[JURIST] A three-judge panel of the US Eleventh Circuit Court of Appeals [court website] on Friday granted [order, PDF] a provisional stay of the execution of Troy Anthony Davis [defense website], which had been scheduled [GA AG press release] for Monday, October 27. In granting the stay, the Eleventh Circuit directed the parties to address through briefs whether Davis can meet the stringent requirements of federal law that would permit him to file a second habeas corpus petition for federal review of his case. Davis was sentenced to death in 1991 for the killing of off-duty Savannah, Georgia police officer Mark MacPhail. In ordering the provisional stay of execution, the Eleventh Circuit wrote:
Upon our review of the record, we conclude that Davis has met the burden for a provisional stay of execution. [citation omitted] Therefore, we grant Davis a conditional stay of execution and direct the parties to address whether Davis can satisfy the stringent requirements enunciated in 28 U.S.C. [Section] 224(b)(2).

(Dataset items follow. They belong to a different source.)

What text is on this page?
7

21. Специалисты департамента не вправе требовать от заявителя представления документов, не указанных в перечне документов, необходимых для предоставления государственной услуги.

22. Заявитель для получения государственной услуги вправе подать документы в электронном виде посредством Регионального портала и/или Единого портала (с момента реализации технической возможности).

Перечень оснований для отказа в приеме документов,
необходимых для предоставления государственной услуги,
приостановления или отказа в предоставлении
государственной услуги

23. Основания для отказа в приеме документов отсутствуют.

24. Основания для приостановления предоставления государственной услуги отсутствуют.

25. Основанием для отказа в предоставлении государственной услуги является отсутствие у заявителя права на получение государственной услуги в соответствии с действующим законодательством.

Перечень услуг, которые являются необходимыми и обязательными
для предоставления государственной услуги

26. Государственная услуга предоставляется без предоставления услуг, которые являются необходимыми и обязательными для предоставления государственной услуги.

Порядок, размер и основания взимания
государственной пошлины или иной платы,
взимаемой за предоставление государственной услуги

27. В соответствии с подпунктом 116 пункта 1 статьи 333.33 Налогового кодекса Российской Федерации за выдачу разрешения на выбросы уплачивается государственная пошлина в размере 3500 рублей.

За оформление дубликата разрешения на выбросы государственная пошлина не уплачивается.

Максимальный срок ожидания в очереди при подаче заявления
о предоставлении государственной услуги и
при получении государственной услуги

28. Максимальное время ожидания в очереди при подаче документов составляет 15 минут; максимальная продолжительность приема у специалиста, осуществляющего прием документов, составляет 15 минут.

Specifically, the parties shall address the questions whether Davis previously raised his claim of actual innocence, whether he could have previously discovered the factual predicate for the claim through the exercise of due diligence, 28 U.S.C. [Section] 2244(b)(2)(B)(i), and whether he can show that the facts underlying his claim, if proven and viewed in light of the evidence as a whole, would be sufficient to establish by clear and convincing evidence that, but for the constitutional error, no reasonable factfinder would have found (Davis) guilty of the underlying offense. … Finally, the parties are directed to address whether Davis may be executed if he can establish actual innocence under 28 U.S.C. [Section] 2244(b)(2)(B)(ii), but cannot satisfy his burden under [Section] 2244(b)(2)(B)(i).
AP has more. The Savannah Morning News has local coverage.
The US Supreme Court [official website; JURIST news archive] rejected Davis' petition for certiorari [JURIST report] appealing his death sentence earlier this month, lifting their own stay on his execution. According to defense lawyers, key witnesses against Davis have recanted their testimony, and others say another person has since confessed to the killing. The Court had stayed Davis' execution [JURIST report], which had been scheduled for September [GA AG press release], pending consideration of his case. The certiorari denial allowed Georgia to set the new October 27 execution date. The Court had previously denied a petition for certiorari in the case, and the Georgia Supreme Court [official website] in March denied [court docket; opinion summary] Davis' request for a new trial.